Verwebte Erinnerungen



Seit Stunden verweile ich in der Bibliothek. Hier, auf einer schlichten Holzbank, habe ich meinen Platz gefunden. Und arbeite. Mein Laptop ruht auf einem runden Tisch mit bordeauxroter Resopal-Oberfläche. Geschäftiges Treiben, ein Kommen und Gehen. Doch alles geschieht, umhüllt von einer Aura der Stille. Die Atmosphäre ist durchgeistigt, als würde jedes Flüstern in den Mauern der Bibliothek verweilen. Und mit den Zeilen der Bücher verschmelzen.

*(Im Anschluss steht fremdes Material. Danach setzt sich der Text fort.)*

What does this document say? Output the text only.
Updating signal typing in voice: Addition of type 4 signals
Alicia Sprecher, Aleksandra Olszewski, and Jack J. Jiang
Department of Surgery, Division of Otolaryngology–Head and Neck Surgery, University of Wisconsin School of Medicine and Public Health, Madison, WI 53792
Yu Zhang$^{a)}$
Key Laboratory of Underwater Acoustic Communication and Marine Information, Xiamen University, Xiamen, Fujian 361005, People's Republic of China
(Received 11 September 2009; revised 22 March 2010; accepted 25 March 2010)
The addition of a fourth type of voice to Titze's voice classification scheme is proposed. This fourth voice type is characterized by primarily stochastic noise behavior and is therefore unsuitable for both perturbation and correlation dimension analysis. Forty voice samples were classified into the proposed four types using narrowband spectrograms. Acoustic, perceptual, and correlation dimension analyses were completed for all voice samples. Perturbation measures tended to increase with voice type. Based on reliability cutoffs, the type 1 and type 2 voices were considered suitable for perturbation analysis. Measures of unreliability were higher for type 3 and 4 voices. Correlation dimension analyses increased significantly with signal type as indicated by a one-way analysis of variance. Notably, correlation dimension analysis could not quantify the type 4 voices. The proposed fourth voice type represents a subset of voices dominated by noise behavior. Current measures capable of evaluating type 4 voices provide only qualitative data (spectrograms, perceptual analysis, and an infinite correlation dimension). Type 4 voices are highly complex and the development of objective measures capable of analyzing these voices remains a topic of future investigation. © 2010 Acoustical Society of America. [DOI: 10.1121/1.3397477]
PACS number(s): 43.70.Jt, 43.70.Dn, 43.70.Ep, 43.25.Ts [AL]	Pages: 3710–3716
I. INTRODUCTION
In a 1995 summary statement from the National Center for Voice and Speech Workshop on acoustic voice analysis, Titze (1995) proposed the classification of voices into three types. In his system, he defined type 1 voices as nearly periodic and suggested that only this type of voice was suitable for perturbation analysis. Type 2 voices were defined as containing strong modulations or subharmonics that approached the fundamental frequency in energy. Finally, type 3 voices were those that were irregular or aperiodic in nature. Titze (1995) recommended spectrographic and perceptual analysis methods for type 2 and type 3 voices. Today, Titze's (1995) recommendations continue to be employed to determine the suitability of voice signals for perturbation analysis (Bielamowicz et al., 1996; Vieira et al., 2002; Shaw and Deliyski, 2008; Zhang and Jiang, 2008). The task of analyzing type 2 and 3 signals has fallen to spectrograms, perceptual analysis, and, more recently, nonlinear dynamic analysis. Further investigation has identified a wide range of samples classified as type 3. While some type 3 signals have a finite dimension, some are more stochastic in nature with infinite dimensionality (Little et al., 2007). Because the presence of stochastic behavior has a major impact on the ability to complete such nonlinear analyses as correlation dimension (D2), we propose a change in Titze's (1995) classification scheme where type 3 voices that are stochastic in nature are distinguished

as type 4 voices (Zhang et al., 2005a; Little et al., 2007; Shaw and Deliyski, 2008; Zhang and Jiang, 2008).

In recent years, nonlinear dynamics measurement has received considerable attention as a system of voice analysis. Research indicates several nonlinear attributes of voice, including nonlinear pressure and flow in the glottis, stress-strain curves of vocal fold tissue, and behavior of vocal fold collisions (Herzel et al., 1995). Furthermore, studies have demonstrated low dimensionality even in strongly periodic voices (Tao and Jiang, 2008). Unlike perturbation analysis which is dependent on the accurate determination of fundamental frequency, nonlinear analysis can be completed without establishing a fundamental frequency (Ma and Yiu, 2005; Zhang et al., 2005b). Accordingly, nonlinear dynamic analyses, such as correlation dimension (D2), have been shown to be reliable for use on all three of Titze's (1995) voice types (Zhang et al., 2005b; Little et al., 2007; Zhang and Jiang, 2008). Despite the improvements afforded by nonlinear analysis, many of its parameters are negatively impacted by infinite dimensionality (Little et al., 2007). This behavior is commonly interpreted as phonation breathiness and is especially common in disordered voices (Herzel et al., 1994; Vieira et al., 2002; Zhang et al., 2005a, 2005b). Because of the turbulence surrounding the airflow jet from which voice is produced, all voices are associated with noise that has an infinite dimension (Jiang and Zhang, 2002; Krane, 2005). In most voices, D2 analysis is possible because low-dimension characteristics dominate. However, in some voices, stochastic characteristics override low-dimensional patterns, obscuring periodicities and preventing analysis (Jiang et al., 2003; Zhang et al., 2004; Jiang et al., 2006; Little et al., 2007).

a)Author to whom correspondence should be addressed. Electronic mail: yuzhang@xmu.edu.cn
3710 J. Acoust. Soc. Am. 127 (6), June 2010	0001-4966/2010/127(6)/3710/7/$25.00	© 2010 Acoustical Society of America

Die Worte fliessen mühelos aus meinem Innern, als wäre ich nur ein Werkzeug für die Gedanken. Als ob sie bloss durch mich hindurchströmen. Und in dieser Welt der Worte zieht ein Mann unaufhörlich meine Aufmerksamkeit auf sich. In regelmässigen Abständen schreitet er den immer gleichen Weg durch die Bibliothek. Ruhig, bedächtig, als würde er die Zeit in seinen eigenen Rhythmus einbinden.


Seine Erscheinung ist wie Poesie in Bewegung. Hager, mit grauem Haar, das sich sanft wie ein Heiligenschein um seinen Kopf legt. Seine Kleidung, dunkel und von zurückhaltender Eleganz. Sie umschliesst ihn wie ein Schutzschild gegen die Aussenwelt. Sein Gang erscheint mir schwerfällig, als trüge er die Last vieler Geschichten auf seinen Schultern. Doch das, was meine Aufmerksamkeit am meisten fesselt, ist seine Plastiktasche. Er hält sie so fest an seine Brust gedrückt, diesen eckigen Gegenstand in eine Tüte verpackt.


Ich beobachte ihn, ohne zu glotzen. Meine Neugier ist geweckt. Ein Ehering schimmert an seiner Hand. Ein stummer Zeuge der Verbindung zu einer anderen Seele. Was mag ihn wohl in diese Bibliothek führen? Und immer wieder den gleichen Weg gehen? Welches Geheimnis verbirgt sich in der Tasche, die er mit solcher Hingabe hütet?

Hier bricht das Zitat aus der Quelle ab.